Directed by all-around-renaissance man Alan Govenar, the film functions by pulling together interviews with a number of former residents of the hotel, including photographer Harold Chapman, Cyclops Lester, artist Eliot Rudie, designer-musician Peter Golding & Jean-Jacques Lebel, making heavy (and generally felicitous) use of Chapman’s photos & Rudie’s artwork, as well as some klutzy dramatic re-enactments (the only one that is really needed is of Bill Burroughs’ “disappearing” trick), as well as commentary from some of the standard Beat scholars such as Barry Miles & Regina Weinreich.
As a retelling of a familiar story, The Beat Hotel wins points for not belaboring the larger beat narrative & honing in on what its key figures really know, which was & is their experiences sharing the same small establishment run by Madam Rachou & containing this wealth of creative energy. When it ventures much outside this range, its reliability as narrative becomes more questionable – Neal Cassady is twice identified in the photograph linked to his name as Jack Kerouac.
Like so much work around the Beats – Beat scholars must be the ufologists of literary criticism – there are a lot of claims here about the revolutionary nature of these geniuses & very little actual demonstration of that genius, as such. I don’t quarrel with the claims – I think that largely they’re correct, especially with regards to Ginsberg’s best works, Kerouac’s early writing and Burroughs’ sardonic satires – but to continue to see such unsupported major claims when plenty of evidence for it actually exists does make me cringe, not just here, but here also. Other than a few lines of Howl, very little of the work as such is quoted directly, and the most interesting literary discussion as such is Lebel’s depiction of his translation of Howl into French.

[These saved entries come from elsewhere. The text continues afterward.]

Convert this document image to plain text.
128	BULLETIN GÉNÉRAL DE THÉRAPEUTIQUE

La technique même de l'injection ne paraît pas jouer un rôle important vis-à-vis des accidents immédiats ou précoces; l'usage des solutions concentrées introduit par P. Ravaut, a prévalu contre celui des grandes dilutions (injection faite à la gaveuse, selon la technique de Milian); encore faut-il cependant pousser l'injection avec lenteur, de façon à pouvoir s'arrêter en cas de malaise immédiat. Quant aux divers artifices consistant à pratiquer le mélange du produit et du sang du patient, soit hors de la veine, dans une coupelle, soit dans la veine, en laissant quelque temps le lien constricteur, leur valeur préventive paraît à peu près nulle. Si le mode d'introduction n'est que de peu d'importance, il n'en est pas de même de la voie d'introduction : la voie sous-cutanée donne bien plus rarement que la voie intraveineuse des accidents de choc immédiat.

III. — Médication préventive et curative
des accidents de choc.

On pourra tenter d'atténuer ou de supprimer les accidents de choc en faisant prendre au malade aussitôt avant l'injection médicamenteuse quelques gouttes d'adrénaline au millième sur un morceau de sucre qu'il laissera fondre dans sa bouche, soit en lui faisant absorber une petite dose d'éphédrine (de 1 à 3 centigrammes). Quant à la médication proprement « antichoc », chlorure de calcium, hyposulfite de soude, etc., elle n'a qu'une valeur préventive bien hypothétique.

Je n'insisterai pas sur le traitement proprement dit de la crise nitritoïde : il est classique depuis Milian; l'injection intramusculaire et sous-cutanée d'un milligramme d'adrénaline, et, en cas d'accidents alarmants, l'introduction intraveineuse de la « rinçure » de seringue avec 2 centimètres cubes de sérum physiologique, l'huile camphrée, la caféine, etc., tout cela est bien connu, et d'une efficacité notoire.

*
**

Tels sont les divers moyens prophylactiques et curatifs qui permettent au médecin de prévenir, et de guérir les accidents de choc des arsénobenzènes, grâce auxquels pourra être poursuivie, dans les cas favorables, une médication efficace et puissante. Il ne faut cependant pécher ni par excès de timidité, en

But this is quibbling. I just wish that anybody making a doc today on the Beat movement would commit themselves to doing at least as good a job as What Happened to Kerouac? Beat Hotel has its limits, but its virtues are substantial as well. I would especially point to the interviews with Chapman, Rudie, Golding & Lebel for their capacity to give a real feel for what life was like in Paris in the 1950s. The film does an excellent job articulating Brion Gysin’s oft-misunderstood role in Burroughs’ development & the movement in general, and really excels at suggesting not only how Naked Lunch was cobbled together, but also how the period at the hotel marked a turn in Burroughs’ work away from being simply the avuncular guru to the wide-eyed Ginsberg and becoming a major artist in his own right. If the film has a blind spot, it’s in articulating what became of the likes of Sommerville & Sinclair Beiles, and who precisely Madam Rachou was beyond somebody who liked to rent to poets.